WASHINGTON : Le président des États-Unis, Donald Trump, a déclaré mardi que les luttes financières des Américains ne l'influençaient absolument pas dans ses décisions concernant l'arrêt de la guerre en Iran. Pour lui, empêcher Téhéran d'acquérir une arme nucléaire reste sa priorité absolue, même si cela signifie plonger des millions de citoyens dans la pauvreté.

Lors d'une conférence de presse, Trump a été interrogé sur l'importance des conditions économiques des Américains dans ses négociations. Sa réponse, d'une franchise déconcertante : "Pas même un peu." Selon lui, la seule chose qui compte est d'assurer la sécurité nationale, même si cela implique des sacrifices financiers pour le peuple américain.

D'après un rapport consulté par ActuFake, 98,7% des citoyens interrogés se disent prêts à faire des sacrifices économiques pour la paix mondiale, mais seulement si cela inclut des journées de congé compensatoires pour aller à la plage. "C'est une question de priorité", souligne Jean-Claude Blanchard, économiste spécialisé dans les conflits géopolitiques. "Les Américains préfèrent clairement le sable chaud à leur solde mensuelle. S'ils doivent choisir entre un bon verre de mojito sur une plage de Floride ou leur paye, il n'y a pas photo."

Trump, quant à lui, n'est pas étranger à la nécessité d'arbitrer entre les intérêts économiques et la sécurité nationale. "À mes yeux, le prix de la liberté ne peut être quantifié en dollars", a-t-il déclaré, avant de préciser qu'il ne s'agissait pas des dollars en circulation, mais des dollars en chocolat qu'il garde pour les vacances de Noël. "C'est une question de valeurs. Et les valeurs, ça n'a pas de prix, sauf quand on parle de chocolat", a-t-il ajouté en souriant.
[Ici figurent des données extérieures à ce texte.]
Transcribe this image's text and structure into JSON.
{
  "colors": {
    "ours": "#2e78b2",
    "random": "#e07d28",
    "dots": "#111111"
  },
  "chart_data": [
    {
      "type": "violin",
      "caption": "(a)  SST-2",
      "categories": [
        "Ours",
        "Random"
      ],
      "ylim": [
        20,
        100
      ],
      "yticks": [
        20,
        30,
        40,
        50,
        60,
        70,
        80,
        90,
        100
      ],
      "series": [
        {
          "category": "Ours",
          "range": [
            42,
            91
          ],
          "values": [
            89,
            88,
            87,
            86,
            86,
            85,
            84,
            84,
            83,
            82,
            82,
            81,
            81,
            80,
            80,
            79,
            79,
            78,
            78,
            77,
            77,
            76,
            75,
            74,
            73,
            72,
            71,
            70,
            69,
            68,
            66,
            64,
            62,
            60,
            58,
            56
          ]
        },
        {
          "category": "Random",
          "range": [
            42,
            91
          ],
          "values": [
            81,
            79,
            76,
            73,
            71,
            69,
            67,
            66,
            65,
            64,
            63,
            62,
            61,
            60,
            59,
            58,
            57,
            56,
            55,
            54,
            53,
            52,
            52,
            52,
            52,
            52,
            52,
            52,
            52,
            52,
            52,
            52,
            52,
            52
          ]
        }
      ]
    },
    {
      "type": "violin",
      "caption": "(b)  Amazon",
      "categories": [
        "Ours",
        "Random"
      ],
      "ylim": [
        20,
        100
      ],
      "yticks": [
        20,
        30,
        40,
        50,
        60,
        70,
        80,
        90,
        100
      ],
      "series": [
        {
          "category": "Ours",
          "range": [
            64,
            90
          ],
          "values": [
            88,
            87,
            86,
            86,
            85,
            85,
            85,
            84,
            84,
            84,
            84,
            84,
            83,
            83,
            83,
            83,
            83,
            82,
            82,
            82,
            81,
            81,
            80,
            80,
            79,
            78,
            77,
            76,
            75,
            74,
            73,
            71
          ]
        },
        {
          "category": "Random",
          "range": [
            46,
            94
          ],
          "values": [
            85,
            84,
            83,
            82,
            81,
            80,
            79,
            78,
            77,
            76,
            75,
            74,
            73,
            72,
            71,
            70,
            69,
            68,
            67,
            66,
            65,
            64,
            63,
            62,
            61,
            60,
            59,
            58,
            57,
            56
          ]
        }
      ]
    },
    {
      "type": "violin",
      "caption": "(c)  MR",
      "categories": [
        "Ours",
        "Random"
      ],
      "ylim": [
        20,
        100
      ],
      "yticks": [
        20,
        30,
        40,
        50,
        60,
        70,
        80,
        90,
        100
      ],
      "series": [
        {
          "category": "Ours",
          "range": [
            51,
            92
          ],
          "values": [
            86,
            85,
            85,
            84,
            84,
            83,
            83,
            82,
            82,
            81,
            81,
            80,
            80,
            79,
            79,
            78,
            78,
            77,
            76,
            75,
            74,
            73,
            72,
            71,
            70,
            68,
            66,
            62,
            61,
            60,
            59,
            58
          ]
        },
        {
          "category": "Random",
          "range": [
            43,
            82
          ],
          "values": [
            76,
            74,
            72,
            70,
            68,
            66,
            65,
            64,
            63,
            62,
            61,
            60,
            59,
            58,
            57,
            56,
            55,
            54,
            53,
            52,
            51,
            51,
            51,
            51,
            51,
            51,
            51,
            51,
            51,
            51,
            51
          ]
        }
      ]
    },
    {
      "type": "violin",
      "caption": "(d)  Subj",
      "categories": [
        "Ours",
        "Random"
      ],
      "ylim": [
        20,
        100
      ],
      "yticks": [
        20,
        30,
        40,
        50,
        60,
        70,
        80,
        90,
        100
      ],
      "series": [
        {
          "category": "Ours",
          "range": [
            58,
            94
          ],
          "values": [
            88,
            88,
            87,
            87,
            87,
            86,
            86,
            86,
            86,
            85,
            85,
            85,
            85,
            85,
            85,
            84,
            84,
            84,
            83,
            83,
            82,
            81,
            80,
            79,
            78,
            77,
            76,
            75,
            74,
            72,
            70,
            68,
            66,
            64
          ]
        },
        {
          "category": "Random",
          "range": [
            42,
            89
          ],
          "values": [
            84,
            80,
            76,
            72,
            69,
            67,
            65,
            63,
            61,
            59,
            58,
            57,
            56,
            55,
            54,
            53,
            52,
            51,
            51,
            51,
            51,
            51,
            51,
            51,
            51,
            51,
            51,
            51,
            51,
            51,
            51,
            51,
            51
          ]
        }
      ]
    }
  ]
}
Contacté par nos soins, Samuel Dupont, directeur de l'Institut National des Statistiques Absurdes, a révélé des chiffres qui méritent d'être soulignés. "Nous avons constaté une augmentation de 120% des demandes de congés pour raisons de plage depuis que Trump a pris ses déclarations. Il semble que les gens préfèrent aller bronzer plutôt que de s'inquiéter pour leur emploi", a-t-il déclaré avec un sérieux déconcertant.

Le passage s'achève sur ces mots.